A non-smoking 30-year-old Vietnamese woman with a cancernegative family history was referred for lung lesions. Two years prior, she underwent total hysterectomy. At that time, a single uterine fibroid was noted and excised. Pathology confirmed a diagnosis of leiomyoma. At the time of presentation, patient complained of only flu-like symptoms. Chest x-rays showed bilateral lung lesions. Subsequently an extensive work up resulted in unremarkable CT scans, bronchoscopy, and thoracoscopy. Lung tissue biopsy showed benign-appearing smooth muscle nodules, suggestive of BML. Over the next two decades, patient’s lung lesions persisted despite proposed therapeutic regiments by per MD. Anderson Cancer Center that included megestrol, tamoxifen, medroxyprogesterone, leuprolide and letrozole. No curative therapy was identified. Nineyears post-hysterectomy, additional lung lesion tissue acquired. Immunostaining revealed full negativity to c-kit and Her2/neu, but mixed negative EGFR results with slightly positive staining of material among muscle cells and not the muscle cells themselves. Chemoradiation was discussed but not administered based on patient’s minimal symptomatology following previous exhaustive treatment regiments. Recent, genomic sequencing by Foundation testing was performed by blood samples. An ALK: N1532D genomic variant was discovered. Currently, patient is being conservatively managed with observation and symptom management

Figure 1: Histologic section of adnexal mass from 33-year-old female (Case 2) with suspected metastatic leiomyomatosis.
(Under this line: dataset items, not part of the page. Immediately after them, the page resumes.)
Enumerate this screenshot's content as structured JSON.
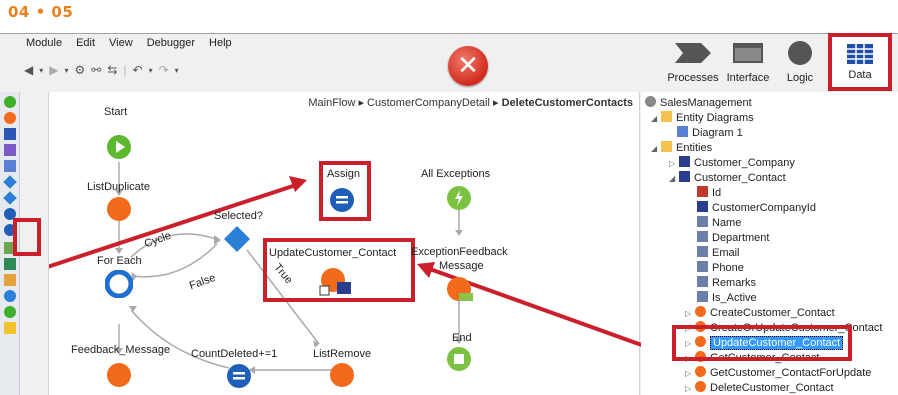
{
  "page_label": "04 • 05",
  "menu": [
    "Module",
    "Edit",
    "View",
    "Debugger",
    "Help"
  ],
  "toolbar_icons": [
    "back-icon",
    "forward-icon",
    "settings-icon",
    "compare-icon",
    "merge-icon",
    "undo-icon",
    "redo-icon"
  ],
  "tabs": {
    "processes": "Processes",
    "interface": "Interface",
    "logic": "Logic",
    "data": "Data"
  },
  "breadcrumb": {
    "path": "MainFlow ▸ CustomerCompanyDetail ▸ ",
    "current": "DeleteCustomerContacts"
  },
  "flow_nodes": {
    "start": "Start",
    "list_duplicate": "ListDuplicate",
    "for_each": "For Each",
    "feedback_message": "Feedback_Message",
    "selected": "Selected?",
    "cycle": "Cycle",
    "false_label": "False",
    "true_label": "True",
    "assign": "Assign",
    "update_customer_contact": "UpdateCustomer_Contact",
    "count_deleted": "CountDeleted+=1",
    "list_remove": "ListRemove",
    "all_exceptions": "All Exceptions",
    "exception_feedback_1": "ExceptionFeedback",
    "exception_feedback_2": "Message",
    "end": "End"
  },
  "tree": {
    "root": "SalesManagement",
    "entity_diagrams": "Entity Diagrams",
    "diagram_1": "Diagram 1",
    "entities": "Entities",
    "customer_company": "Customer_Company",
    "customer_contact": "Customer_Contact",
    "attributes": [
      "Id",
      "CustomerCompanyId",
      "Name",
      "Department",
      "Email",
      "Phone",
      "Remarks",
      "Is_Active"
    ],
    "actions": [
      "CreateCustomer_Contact",
      "CreateOrUpdateCustomer_Contact",
      "UpdateCustomer_Contact",
      "GetCustomer_Contact",
      "GetCustomer_ContactForUpdate",
      "DeleteCustomer_Contact"
    ]
  },
  "colors": {
    "highlight_red": "#cc1f2c",
    "page_label_orange": "#e8821e",
    "selection_blue": "#3399ff"
  }
}
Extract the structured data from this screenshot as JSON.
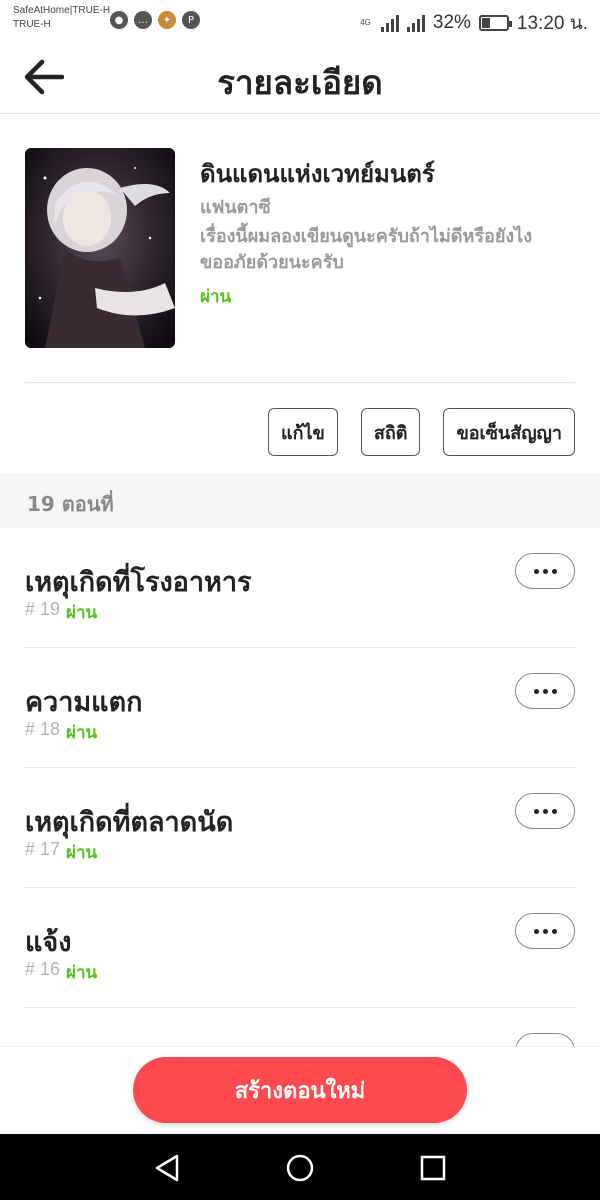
{
  "status_bar": {
    "carrier_line1": "SafeAtHome|TRUE-H",
    "carrier_line2": "TRUE-H",
    "network_tag": "4G",
    "battery_percent": "32%",
    "battery_level": 0.32,
    "time": "13:20 น.",
    "notification_icons": [
      "chrome-icon",
      "chat-icon",
      "game-icon",
      "pinterest-icon"
    ]
  },
  "header": {
    "back_icon": "arrow-left-icon",
    "title": "รายละเอียด"
  },
  "story": {
    "title": "ดินแดนแห่งเวทย์มนตร์",
    "genre": "แฟนตาซี",
    "description": "เรื่องนี้ผมลองเขียนดูนะครับถ้าไม่ดีหรือยังไงขออภัยด้วยนะครับ",
    "status": "ผ่าน",
    "status_color": "#52c41a"
  },
  "actions": {
    "edit_label": "แก้ไข",
    "stats_label": "สถิติ",
    "contract_label": "ขอเซ็นสัญญา"
  },
  "section": {
    "episode_count_label": "19 ตอนที่"
  },
  "episodes": [
    {
      "title": "เหตุเกิดที่โรงอาหาร",
      "number": "# 19",
      "status": "ผ่าน"
    },
    {
      "title": "ความแตก",
      "number": "# 18",
      "status": "ผ่าน"
    },
    {
      "title": "เหตุเกิดที่ตลาดนัด",
      "number": "# 17",
      "status": "ผ่าน"
    },
    {
      "title": "แจ้ง",
      "number": "# 16",
      "status": "ผ่าน"
    }
  ],
  "create": {
    "label": "สร้างตอนใหม่",
    "color": "#ff4a4f"
  },
  "nav": {
    "back_icon": "nav-back-icon",
    "home_icon": "nav-home-icon",
    "recents_icon": "nav-recents-icon"
  }
}
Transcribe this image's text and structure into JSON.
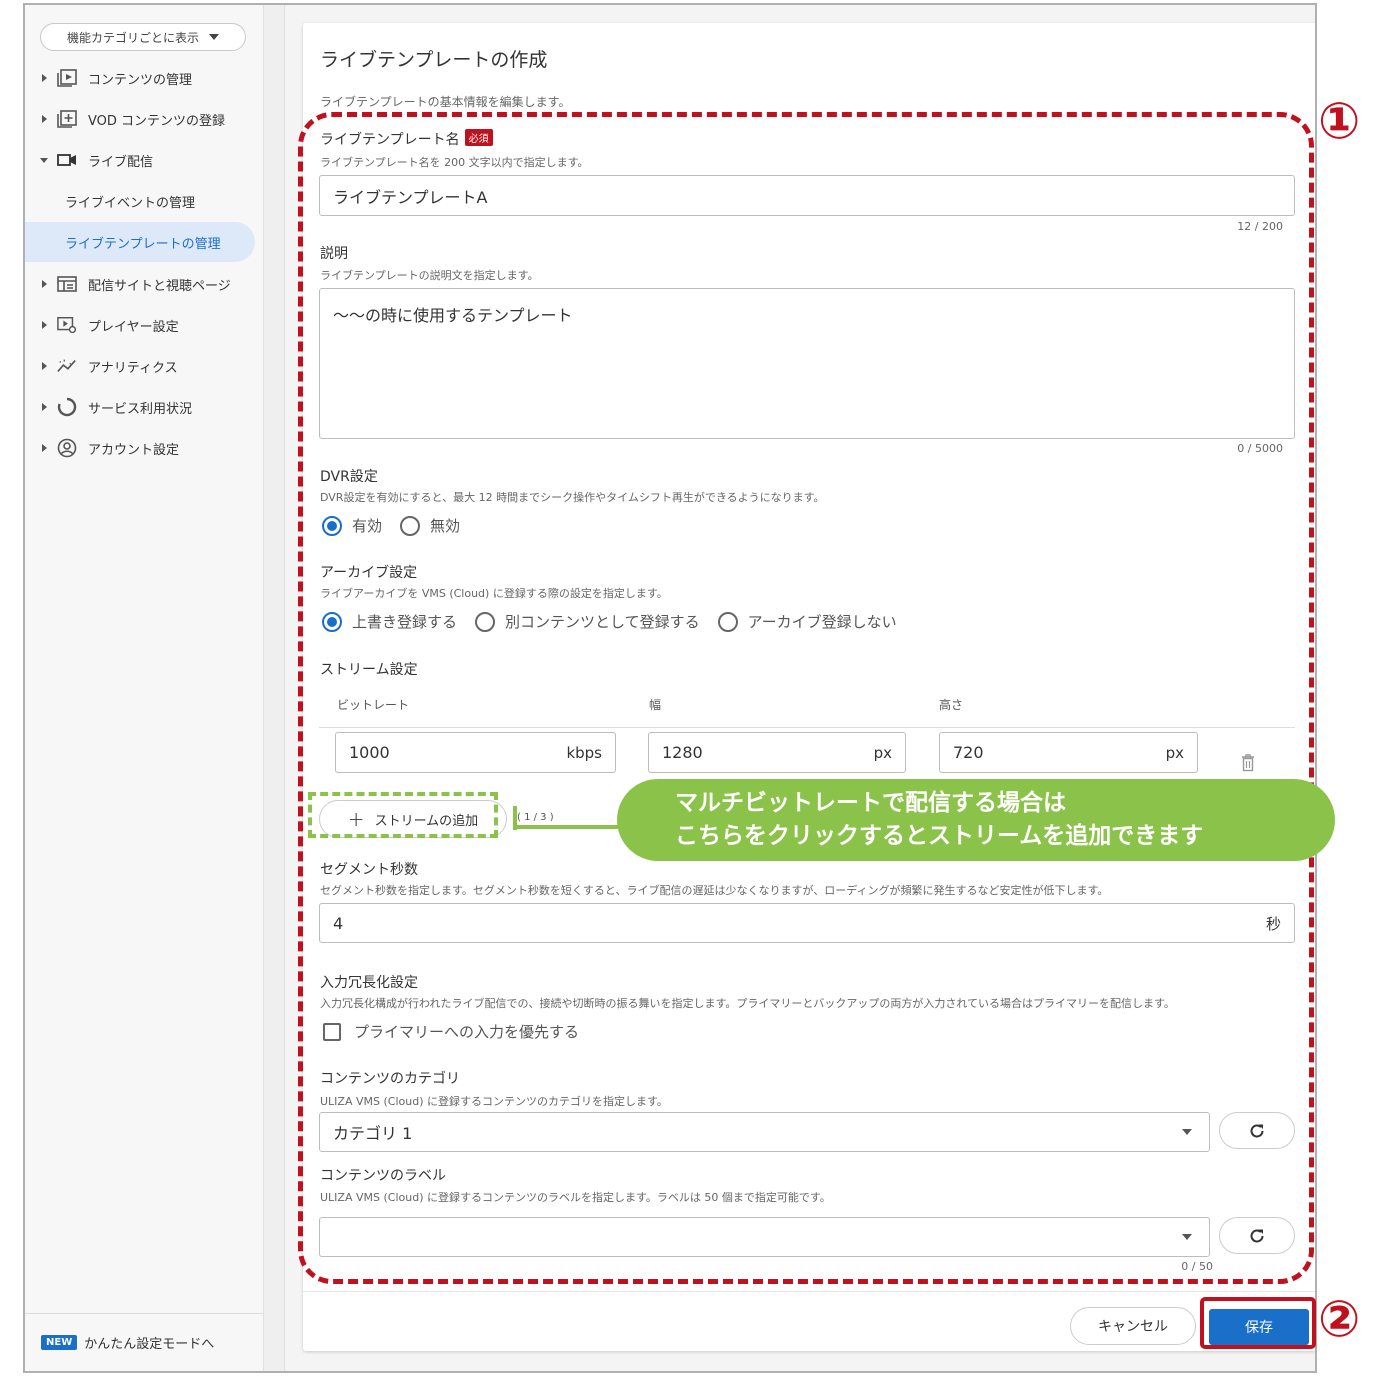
{
  "sidebar": {
    "category_select": "機能カテゴリごとに表示",
    "items": [
      {
        "label": "コンテンツの管理"
      },
      {
        "label": "VOD コンテンツの登録"
      },
      {
        "label": "ライブ配信"
      },
      {
        "label": "配信サイトと視聴ページ"
      },
      {
        "label": "プレイヤー設定"
      },
      {
        "label": "アナリティクス"
      },
      {
        "label": "サービス利用状況"
      },
      {
        "label": "アカウント設定"
      }
    ],
    "sub_items": [
      {
        "label": "ライブイベントの管理"
      },
      {
        "label": "ライブテンプレートの管理"
      }
    ],
    "new_badge": "NEW",
    "easy_mode": "かんたん設定モードへ"
  },
  "page": {
    "title": "ライブテンプレートの作成",
    "description": "ライブテンプレートの基本情報を編集します。"
  },
  "form": {
    "name": {
      "label": "ライブテンプレート名",
      "required": "必須",
      "hint": "ライブテンプレート名を 200 文字以内で指定します。",
      "value": "ライブテンプレートA",
      "counter": "12 / 200"
    },
    "desc": {
      "label": "説明",
      "hint": "ライブテンプレートの説明文を指定します。",
      "value": "〜〜の時に使用するテンプレート",
      "counter": "0 / 5000"
    },
    "dvr": {
      "label": "DVR設定",
      "hint": "DVR設定を有効にすると、最大 12 時間までシーク操作やタイムシフト再生ができるようになります。",
      "options": [
        "有効",
        "無効"
      ],
      "selected": "有効"
    },
    "archive": {
      "label": "アーカイブ設定",
      "hint": "ライブアーカイブを VMS (Cloud) に登録する際の設定を指定します。",
      "options": [
        "上書き登録する",
        "別コンテンツとして登録する",
        "アーカイブ登録しない"
      ],
      "selected": "上書き登録する"
    },
    "stream": {
      "label": "ストリーム設定",
      "columns": [
        "ビットレート",
        "幅",
        "高さ"
      ],
      "row": {
        "bitrate": "1000",
        "bitrate_unit": "kbps",
        "width": "1280",
        "width_unit": "px",
        "height": "720",
        "height_unit": "px"
      },
      "add_button": "ストリームの追加",
      "count": "( 1 / 3 )"
    },
    "segment": {
      "label": "セグメント秒数",
      "hint": "セグメント秒数を指定します。セグメント秒数を短くすると、ライブ配信の遅延は少なくなりますが、ローディングが頻繁に発生するなど安定性が低下します。",
      "value": "4",
      "unit": "秒"
    },
    "redundancy": {
      "label": "入力冗長化設定",
      "hint": "入力冗長化構成が行われたライブ配信での、接続や切断時の振る舞いを指定します。プライマリーとバックアップの両方が入力されている場合はプライマリーを配信します。",
      "checkbox": "プライマリーへの入力を優先する",
      "checked": false
    },
    "category": {
      "label": "コンテンツのカテゴリ",
      "hint": "ULIZA VMS (Cloud) に登録するコンテンツのカテゴリを指定します。",
      "value": "カテゴリ 1"
    },
    "labels": {
      "label": "コンテンツのラベル",
      "hint": "ULIZA VMS (Cloud) に登録するコンテンツのラベルを指定します。ラベルは 50 個まで指定可能です。",
      "value": "",
      "counter": "0 / 50"
    }
  },
  "actions": {
    "cancel": "キャンセル",
    "save": "保存"
  },
  "annotations": {
    "num1": "①",
    "num2": "②",
    "callout_line1": "マルチビットレートで配信する場合は",
    "callout_line2": "こちらをクリックするとストリームを追加できます"
  },
  "colors": {
    "accent": "#1a6fc9",
    "annotation_red": "#c0121e",
    "annotation_green": "#8bc34a"
  }
}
A Caucasian 33-year-old woman of European descent presented with abdominal pain. CT scans showed an adnexal mass. Total hysterectomy and bilateral oophorectomy were performed. At that time, a well-circumscribed mass was noted. Histopathology supported diagnosis of leiomyoma due to presence of spindle cells without cytologic atypia, low mitotic activity, and without malignant features (Figures 1A & 1B). (Figure 1C) Over the course of ten years post-hysterectomy, patient developed lung, cardiac, and intra-abdominal masses. Subsequent exploratory procedures revealed further gynecological tissue involvement, as well as retroperitoneal and extensive caval thrombus that extending bidirectionally into iliac veins and right atrium (Figure 1D). Urgent therapy by thrombus and mass removal, IVC reconstruction, tricuspid valve replacement and nephrectomy was performed. Tumor tissue sampling performed at all affected regions. Pathology revealed tumors made of spindle cells without necrosis and mitotic events. Immunostains were negative for CD10, sesmin, anti-SM, inhibin, S100, CD17, pancytokeratin CK7, and RCC. Tissues with a vascular background were positive for an additional marker, CD34 (e.g. right atrium). Desmin, actin, estrogen receptor, and WT-1 reacted positively (Figure 1C) supporting a Mullerian origin. Thus, IVL determined to be most likely etiology considering patient’s clinical course, tumor progression, and histopathological findings. After the patient’s complex surgical interventions, she was discharged and continued to be followed as an outpatient. Recently, the patient’s tumor tissue specimens were analyzed with the genomic sequencing assay Foundation. Testing identified three variants of unknown significance - EGFR: V674I, ERBB4:K1002R, and TSC2:L826M.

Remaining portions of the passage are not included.